Step 4: Train Your Team (and Keep It Simple)

The best cadence in the world is useless if your reps ignore it. Here’s how to make it stick:

  • Keep the instructions dead simple. “Each morning: Work through your Day 2 list. Each afternoon: Day 4 list,” etc.
  • Show examples. Run a team call where you actually walk through the process—don’t just send a PDF.
  • Review results as a team. Who’s getting connects? Where are people dropping off?
  • Update things when they break. If prospects start complaining, or connect rates tank, adjust. Don’t be precious about your “perfect” cadence.

Real talk: Most reps will try to cut corners if your process is confusing or if they don’t see value. Make it easy for them to follow—and check regularly.

Step 5: Measure What Matters (and Ignore Vanity Metrics)

Orum gives you a lot of data. Don’t fall into the trap of tracking everything. Focus on what actually moves the needle:

  • Connect rate: How many live conversations for every 100 dials?
  • Meetings booked: The only number your VP cares about.
  • Attempts per lead: Are you giving up too soon, or dragging things out?
  • Call outcome breakdown: Voicemail, No Answer, Connect, etc.

Things that don’t matter much: - Dials per hour: Easy to game, and says nothing about quality. - Total talk time: A 10-minute call isn’t always good. Focus on outcomes.

Set calendar reminders to review your metrics every week. If you’re not improving, tweak the cadence—not the tech.

Step 6: Iterate—Don’t Set and Forget

No call cadence works forever. Markets change, people get busier, and what worked last quarter might flop today.

  • Run mini-experiments. Try changing call times or adding/subtracting a step. See what happens.
  • Get feedback from your team. They’ll spot patterns before your dashboard does.
  • Don’t chase every new feature. Stick to what works, and only add complexity if there’s a clear reason.

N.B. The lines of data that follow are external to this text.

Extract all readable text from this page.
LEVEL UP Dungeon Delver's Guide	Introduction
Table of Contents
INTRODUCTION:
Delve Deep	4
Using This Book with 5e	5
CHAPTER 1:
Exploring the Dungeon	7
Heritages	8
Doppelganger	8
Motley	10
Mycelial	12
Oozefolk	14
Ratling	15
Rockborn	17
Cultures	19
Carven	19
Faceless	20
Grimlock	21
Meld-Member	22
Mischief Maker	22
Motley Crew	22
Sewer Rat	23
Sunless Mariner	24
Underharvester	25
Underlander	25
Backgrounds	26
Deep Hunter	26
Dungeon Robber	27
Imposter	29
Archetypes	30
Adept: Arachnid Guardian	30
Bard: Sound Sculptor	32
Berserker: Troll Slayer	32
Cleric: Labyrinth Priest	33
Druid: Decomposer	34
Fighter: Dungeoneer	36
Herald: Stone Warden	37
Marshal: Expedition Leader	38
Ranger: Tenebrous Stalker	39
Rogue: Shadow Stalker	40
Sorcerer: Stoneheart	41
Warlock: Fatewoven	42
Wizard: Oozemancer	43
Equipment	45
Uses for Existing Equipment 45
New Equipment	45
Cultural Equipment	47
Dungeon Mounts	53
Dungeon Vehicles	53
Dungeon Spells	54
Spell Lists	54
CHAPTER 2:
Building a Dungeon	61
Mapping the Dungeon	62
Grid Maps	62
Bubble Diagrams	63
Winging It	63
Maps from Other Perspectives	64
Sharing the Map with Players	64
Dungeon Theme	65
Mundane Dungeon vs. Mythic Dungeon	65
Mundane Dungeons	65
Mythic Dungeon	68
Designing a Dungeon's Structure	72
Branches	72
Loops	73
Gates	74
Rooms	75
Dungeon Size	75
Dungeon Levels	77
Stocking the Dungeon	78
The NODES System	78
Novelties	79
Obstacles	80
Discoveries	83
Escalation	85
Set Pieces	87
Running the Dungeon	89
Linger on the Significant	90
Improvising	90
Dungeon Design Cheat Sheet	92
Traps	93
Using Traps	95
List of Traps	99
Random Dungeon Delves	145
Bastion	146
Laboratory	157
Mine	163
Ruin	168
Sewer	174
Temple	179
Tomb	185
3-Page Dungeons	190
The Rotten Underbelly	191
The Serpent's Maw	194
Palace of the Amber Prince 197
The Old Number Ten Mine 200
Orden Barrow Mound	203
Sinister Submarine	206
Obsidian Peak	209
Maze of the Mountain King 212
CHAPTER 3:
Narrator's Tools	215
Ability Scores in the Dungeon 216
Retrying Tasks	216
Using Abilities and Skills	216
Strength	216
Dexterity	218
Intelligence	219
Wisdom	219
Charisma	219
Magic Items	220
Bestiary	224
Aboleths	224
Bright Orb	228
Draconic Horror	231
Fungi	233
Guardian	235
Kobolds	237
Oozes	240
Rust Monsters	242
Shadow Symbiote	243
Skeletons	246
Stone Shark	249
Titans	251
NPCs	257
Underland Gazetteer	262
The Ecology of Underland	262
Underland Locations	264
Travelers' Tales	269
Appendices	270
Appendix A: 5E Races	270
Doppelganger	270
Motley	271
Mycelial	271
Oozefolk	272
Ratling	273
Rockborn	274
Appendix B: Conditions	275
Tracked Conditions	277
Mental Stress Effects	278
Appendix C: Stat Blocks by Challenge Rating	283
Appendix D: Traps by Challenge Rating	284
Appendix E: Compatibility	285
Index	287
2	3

Warning: If your cadence starts to feel like busywork, cut steps. Simpler almost always wins.

Final Thoughts: Keep It Simple, Stay Flexible

Setting up call cadences in Orum isn’t rocket science. The hardest part is resisting the urge to overcomplicate things. Start with a simple, proven sequence and actually stick to it for a few weeks. Track what matters. Ignore the noise. And if it’s not working, change one thing at a time.

Outbound sales is already hard enough. Don’t let process get in the way of real conversations.